Oleh: Ahmad Fauzi (Koordinator Rumah Kader Jang Oetama)
Banyak pemikir mengakui bahwa Pancasila adalah produk ideologis terbaik bangsa ini, yang dari segala sisinya multi. Pancasila merupakan entitas yang memungkinkan setiap perbedaan teramu dalam satu bingkai, sehingga mendahulukan kesatuan.
Akan tetapi, akhir-akhir ini ia sedang dalam uji ketangguhan. Apakah ia masih mampu meredam potensi resistens antar yang berbeda, di tengah menguatnya sentimen ideologis dan munculnya momentum bagi mengerasnya ego identitas?
Merujuk pada ulasan yang diterbitkan oleh VoA, yang menyatakan bahwa aksi radikalisme agama, yang merupakan buah dari sentimen ideologis dan ego identitas itu, muncul sebagai bentuk dari respon terhadap hegemoni kapitalisme dan ketidakpuasan terhadap gaya sekularisme. Di Indonesia ini kejadiannya memang demikian, sehingga tepat, menurut saya, jika pemikir Indonesia sedang menggalakkan upaya untuk merevitalisasi Pancasila, terutama sila ketuhanan dan kesejahteraan.
Pada sila ketuhanan sebenarnya sudah cukup ideal jika ia merupakan bentuk dari upaya menghadang cara berbangsa yang sekuler, yang meniadakan peran agama dalam laku bernegara. Justru, menurut saya, sila pertama tidak semata ingin menghadirkan “tuhan” dalam berbangsa-bernegara, tetapi juga merupakan upaya untuk mengakomodasi perbedaan konsepsi bangsa ini terhadap tuhan itu sendiri. Ini merupakan antitesis dari upaya kelompok orang yang ingin memaksa konsep ketuhanan versinya dengan kelompok yang ingin konsepsi nya juga terakomodasi dalam sila Pancasila.

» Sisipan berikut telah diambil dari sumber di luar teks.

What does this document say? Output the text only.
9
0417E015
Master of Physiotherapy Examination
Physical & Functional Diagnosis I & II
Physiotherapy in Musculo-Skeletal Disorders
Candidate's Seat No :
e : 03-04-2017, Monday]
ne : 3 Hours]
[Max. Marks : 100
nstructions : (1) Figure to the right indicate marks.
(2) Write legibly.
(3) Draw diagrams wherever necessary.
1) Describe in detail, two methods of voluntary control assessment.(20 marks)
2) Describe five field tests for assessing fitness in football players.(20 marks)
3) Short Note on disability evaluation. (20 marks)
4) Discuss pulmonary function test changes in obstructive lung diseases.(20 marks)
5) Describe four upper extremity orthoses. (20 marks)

Sila ketuhanan inilah yang tidak dapat dimiliki oleh negara-negara yang saat ini sedang dalam konflik berkepanjangan itu. Agaknya, bangsa Indonesia mesti bersyukur dan belajar, bahwa para pendiri bangsa ini sudah melakukan upaya yang final, dalam konteks ini, sehingga kita, sebagai penerusnya, cukup mengamalkan dan menjaga agar tetap teraplikasi. Tidak perlu, menurut ku, kembali merecoki Pancasila, mempertanyakan apalagi berusaha untuk menggantinya. Memang, ini harus ditegaskan, bahwa konsepsi yang ada pada Pancasila tak mungkin tanpa celah kekurangan, akan tetapi adalah yang terbaik bagi bangsa yang tidak sewarna ini.
Kemudian sila kesejahteraan sosial bagi seluruh rakyat ini adalah idealitas yang sangat penting untuk menjawab ketidakpuasan terhadap model kapitalisme, yang merupakan titik berangkat kelompok tertentu dalam melakukan aksi-aksi fundamentalisme. Sila ini sesungguhnya sangat ideal, yang mencitakan kondisi kesejahteraan yang merata, yang tidak pernah ada contohnya dalam sistem kapitalisme.
Jadi, sebenarnya yang perlu dilakukan adalah, seperti ungkapan Yudi Latif, bangsa ini “perlu merevitalisasi Pancasila”. Karena tidak dapat dipungkiri, bahwa bangsa ini sendiri yang telah mengangkanginya, gagal dalam aplikasi nilai-nilai dasar Pancasila, yang terbukti maraknya upaya pemaksaan terhadap keyakinan dan ketimpangan kaya-miskin yang amat kentara.
Lebih jauh, Kuntowijoyo justru menyarankan adanya radikalisasi Pancasila, yaitu pengakaran ideologi. Upaya ini menjadi niscaya, sebab Pancasila nyatanya tak lagi efektif dalam praktiknya. Ia kalah dan ditenggelamkan oleh kekuatan narasi besar lainnya, sehingga ia hanya sekuat hafalan, tak lagi nyata dalam tata kelola negara. Jika kondisi ini berlarut, menurutku, ide untuk menggantinya dengan sistem ideologi yang lain, misalnya khilafah, akan terus menguat. Sebab pada titik jenuhnya bangsa akan mencari-cari alternatif ideologis bagi Pancasila.